Mariah’s journey is layered. Trained as a global health researcher and social scientist, their academic work has taken them across borders—but their compass always returns to the body: Who is believed? Who is cared for? Who is punished for surviving?
They’ve turned those questions inward too. In interviews and keynotes, they name the cost of overfunctioning. Of Black excellence as trauma response. Of being both the “first” and the most exhausted in rooms built for none of us. Their visibility isn’t performative—it’s strategic, spiritual. Mariah shares just enough to pull the thread and let others unravel into their own truths.

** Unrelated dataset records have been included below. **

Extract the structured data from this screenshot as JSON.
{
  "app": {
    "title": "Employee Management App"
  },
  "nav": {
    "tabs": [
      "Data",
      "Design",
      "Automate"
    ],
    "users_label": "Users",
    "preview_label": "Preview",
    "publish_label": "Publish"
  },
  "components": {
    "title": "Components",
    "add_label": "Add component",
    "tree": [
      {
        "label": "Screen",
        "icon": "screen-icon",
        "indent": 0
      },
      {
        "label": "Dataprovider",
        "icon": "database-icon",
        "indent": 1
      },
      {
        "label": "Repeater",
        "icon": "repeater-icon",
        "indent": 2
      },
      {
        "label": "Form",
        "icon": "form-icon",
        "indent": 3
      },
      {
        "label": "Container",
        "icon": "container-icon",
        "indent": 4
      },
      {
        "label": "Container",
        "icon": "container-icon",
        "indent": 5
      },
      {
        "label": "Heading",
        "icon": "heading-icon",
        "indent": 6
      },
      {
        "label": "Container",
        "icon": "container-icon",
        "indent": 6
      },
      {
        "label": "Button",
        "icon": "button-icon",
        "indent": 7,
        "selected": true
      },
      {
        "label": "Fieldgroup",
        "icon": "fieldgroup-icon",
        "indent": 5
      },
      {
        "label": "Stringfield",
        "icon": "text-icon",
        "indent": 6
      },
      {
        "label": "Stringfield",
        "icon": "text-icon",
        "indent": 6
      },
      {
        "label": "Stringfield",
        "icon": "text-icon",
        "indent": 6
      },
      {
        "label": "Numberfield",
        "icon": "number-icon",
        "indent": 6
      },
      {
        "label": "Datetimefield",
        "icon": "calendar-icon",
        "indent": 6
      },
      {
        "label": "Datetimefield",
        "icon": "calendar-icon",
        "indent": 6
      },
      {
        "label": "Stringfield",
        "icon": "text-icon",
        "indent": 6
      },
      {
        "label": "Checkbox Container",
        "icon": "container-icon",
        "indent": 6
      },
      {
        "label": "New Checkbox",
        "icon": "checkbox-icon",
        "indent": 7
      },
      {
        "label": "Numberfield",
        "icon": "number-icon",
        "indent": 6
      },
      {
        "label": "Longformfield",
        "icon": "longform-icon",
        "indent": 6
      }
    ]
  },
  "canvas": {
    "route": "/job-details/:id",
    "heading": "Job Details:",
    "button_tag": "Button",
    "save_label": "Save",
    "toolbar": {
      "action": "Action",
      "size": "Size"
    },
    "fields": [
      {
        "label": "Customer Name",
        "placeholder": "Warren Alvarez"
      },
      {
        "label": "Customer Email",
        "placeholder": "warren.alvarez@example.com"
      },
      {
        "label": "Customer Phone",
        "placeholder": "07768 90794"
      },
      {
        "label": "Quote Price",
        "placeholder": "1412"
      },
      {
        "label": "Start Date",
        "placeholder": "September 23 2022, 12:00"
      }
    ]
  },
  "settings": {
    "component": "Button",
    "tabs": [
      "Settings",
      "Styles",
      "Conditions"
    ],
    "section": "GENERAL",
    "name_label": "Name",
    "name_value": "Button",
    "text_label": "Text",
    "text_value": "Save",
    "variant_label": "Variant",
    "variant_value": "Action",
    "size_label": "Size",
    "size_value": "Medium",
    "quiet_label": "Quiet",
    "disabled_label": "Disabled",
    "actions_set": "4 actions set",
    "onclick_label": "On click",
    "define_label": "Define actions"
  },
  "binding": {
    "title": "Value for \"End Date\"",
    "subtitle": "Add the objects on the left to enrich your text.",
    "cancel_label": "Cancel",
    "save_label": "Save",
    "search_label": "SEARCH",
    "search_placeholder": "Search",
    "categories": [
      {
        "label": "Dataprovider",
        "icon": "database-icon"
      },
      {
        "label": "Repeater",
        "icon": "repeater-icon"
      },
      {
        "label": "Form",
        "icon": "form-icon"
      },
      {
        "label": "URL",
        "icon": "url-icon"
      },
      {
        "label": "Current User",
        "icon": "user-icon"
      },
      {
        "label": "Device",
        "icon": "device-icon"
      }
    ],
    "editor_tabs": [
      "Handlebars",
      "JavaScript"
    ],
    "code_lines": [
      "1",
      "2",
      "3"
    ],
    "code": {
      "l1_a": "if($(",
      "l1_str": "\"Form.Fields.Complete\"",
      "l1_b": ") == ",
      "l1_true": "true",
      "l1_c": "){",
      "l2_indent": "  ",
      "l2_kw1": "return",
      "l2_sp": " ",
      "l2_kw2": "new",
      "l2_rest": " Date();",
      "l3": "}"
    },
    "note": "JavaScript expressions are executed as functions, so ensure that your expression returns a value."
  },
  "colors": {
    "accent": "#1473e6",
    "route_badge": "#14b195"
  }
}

Their advocacy also extends into tech. Mariah is actively breaking down barriers of entry into the tech sector, having created over 15 paid roles for underrepresented individuals across race, gender, and sexuality. Through summer fellowships with HBCUs like Howard University and Winston-Salem State, and partnerships with institutions like Georgetown Law, Invisible Strengths is not only disrupting wellness—but diversifying tech and legal spaces from the inside out.
What makes Mariah singular is not their résumé (though it’s stacked). It’s their refusal to abandon softness. Their knowing that slowness is not failure. That interdependence is not weakness. That justice isn’t a moment—it’s a rhythm. A return.
As Beyond Data releases its June issue centered on Pride and fatherhood in all its queer, trans, chosen, and complicated forms—Mariah’s work offers another framing: What do we inherit beyond bloodlines? What do we build when the world doesn’t see us?
Mariah is building anyway. Building a movement that says your pain doesn’t have to be palatable to be valid. That healing is data. That softness is survival. That a quiet "How do you do?"—can be a revolution.